Trivially, parameterising the ends of the string to trim as a OptionSet
saves you the cost of instantiating both [.start, .full]
and [.end, .full]
during the course of the implementation. Again, of course, the default value for this endsToTrim
(or whatever) parameter would obviously be [.start, .end]
.
(It just occurred to me: my sincerest apologies if this is not the right place to give feedback about the trimming gist, but not sure where else).
I added the directionality for @sbromberger. My first implementation of the side-trim used option sets. Then I started using the type and I hated how it looks, so I re-did everything to not use option sets, justifying the readability for the two specialized use cases: start and end. I defaulted it out with "full" so that can be elided for normal use.
Compare:
string.trimmed()
string.trimmed(from: .start)
string.trimmed(from: .end)
with
string.trimmed(from: [.start])
string.trimmed(from: [.end])
and possibly this horror[1]:
string.trimmed(from: [.start, .end])
[1] I apply the "Lattner Rule of Gross™" here. cc @Chris_Lattner3
OptionSet
doesn't seem to require the use of the array literal notation for a single option. For example, I'd expect string.trimmed(from: .start)

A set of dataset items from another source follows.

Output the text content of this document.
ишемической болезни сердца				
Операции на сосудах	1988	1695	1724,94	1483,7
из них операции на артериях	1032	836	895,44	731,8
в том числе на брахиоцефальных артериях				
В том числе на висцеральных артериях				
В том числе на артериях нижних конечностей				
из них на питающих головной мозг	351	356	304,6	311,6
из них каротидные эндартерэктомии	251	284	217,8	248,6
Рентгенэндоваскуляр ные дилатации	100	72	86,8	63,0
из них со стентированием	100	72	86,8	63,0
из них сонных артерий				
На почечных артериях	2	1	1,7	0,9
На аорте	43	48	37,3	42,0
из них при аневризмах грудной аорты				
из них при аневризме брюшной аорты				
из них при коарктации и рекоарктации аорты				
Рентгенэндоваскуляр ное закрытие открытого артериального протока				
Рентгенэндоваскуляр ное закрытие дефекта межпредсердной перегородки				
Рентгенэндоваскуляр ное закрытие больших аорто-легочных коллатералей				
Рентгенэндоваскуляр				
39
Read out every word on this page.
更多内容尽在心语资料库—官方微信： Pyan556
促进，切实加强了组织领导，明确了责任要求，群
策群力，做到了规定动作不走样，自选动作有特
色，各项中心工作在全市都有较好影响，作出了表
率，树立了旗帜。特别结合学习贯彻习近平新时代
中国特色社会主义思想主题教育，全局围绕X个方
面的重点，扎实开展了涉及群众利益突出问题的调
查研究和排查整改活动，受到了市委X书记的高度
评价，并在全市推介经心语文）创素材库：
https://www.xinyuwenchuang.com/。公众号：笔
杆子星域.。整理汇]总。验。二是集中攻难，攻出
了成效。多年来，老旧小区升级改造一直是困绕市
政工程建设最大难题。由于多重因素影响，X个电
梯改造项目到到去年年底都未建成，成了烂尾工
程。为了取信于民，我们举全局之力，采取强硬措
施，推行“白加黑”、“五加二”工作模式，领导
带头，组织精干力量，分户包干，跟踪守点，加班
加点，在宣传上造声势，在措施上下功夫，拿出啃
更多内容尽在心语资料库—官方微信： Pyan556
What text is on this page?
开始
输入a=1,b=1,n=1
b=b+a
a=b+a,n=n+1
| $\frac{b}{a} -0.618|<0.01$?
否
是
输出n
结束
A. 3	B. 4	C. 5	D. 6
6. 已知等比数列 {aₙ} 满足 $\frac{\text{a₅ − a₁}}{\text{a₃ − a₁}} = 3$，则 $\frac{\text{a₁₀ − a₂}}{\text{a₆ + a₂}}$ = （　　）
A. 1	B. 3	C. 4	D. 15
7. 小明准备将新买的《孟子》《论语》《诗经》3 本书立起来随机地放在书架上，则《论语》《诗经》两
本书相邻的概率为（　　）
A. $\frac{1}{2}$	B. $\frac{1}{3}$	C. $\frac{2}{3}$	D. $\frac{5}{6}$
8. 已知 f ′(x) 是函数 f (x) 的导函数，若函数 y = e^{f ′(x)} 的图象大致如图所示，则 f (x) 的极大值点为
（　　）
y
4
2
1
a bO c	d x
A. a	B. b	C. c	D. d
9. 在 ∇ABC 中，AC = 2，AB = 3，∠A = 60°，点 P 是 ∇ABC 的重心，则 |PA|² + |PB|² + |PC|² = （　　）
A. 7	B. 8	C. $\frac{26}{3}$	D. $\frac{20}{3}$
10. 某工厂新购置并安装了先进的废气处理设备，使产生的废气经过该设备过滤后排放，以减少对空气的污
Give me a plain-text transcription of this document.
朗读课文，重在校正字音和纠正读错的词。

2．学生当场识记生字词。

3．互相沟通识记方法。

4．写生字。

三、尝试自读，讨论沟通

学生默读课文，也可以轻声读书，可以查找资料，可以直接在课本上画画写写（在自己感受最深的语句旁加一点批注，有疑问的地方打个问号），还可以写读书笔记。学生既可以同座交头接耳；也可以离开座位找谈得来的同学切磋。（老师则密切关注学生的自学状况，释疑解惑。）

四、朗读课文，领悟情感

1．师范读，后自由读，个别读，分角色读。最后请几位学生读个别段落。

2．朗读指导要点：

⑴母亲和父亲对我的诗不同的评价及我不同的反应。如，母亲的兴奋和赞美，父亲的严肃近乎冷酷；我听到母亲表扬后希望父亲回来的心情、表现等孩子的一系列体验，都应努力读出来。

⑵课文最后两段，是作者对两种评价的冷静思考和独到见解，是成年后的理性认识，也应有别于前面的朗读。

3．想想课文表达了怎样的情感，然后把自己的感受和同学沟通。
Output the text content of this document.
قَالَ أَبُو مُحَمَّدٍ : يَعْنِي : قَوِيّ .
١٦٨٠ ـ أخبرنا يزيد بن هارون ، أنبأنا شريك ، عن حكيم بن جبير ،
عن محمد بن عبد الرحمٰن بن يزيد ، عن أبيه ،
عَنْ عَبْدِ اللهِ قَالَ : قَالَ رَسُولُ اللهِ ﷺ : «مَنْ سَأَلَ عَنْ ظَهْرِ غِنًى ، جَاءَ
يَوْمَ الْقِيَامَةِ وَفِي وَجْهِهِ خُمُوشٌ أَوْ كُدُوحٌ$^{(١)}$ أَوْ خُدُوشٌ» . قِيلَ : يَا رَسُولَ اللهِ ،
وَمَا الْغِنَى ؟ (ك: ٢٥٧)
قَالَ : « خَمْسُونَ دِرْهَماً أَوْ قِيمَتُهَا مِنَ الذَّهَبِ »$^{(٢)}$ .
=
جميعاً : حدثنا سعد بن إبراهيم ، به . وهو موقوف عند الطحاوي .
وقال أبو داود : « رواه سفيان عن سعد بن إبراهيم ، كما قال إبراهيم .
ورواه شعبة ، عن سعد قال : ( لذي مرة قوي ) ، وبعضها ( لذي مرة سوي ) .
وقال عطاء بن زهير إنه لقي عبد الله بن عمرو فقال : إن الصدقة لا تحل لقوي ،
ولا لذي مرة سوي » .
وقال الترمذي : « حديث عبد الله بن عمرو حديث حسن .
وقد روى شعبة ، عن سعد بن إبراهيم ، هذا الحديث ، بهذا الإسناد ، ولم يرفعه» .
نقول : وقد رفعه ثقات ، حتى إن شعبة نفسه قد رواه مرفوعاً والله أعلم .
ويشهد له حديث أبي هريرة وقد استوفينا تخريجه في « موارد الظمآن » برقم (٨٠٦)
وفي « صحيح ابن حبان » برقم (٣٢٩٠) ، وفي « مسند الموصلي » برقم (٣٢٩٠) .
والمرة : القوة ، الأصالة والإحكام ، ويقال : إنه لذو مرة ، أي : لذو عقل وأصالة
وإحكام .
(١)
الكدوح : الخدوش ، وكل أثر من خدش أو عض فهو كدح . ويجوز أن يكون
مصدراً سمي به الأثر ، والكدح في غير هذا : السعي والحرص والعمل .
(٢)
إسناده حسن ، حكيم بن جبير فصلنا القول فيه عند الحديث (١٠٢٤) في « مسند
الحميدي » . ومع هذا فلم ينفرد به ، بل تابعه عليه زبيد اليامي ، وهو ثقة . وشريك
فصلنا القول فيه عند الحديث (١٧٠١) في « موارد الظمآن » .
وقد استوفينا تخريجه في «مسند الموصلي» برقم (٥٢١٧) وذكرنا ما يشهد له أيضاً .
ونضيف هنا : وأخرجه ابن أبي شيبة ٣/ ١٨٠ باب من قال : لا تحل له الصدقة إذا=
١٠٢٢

and string.trimmed(from: [.start])
to compile and achieve the same thing.
If the default is [.start, .end]
, there'd be less chance of seeing such horrors at the call site.
Quick question, is there any reason trimmed
couldn't return a Substring
? It only removes from the front and end of the string, so is there any time it would have to modify the original string?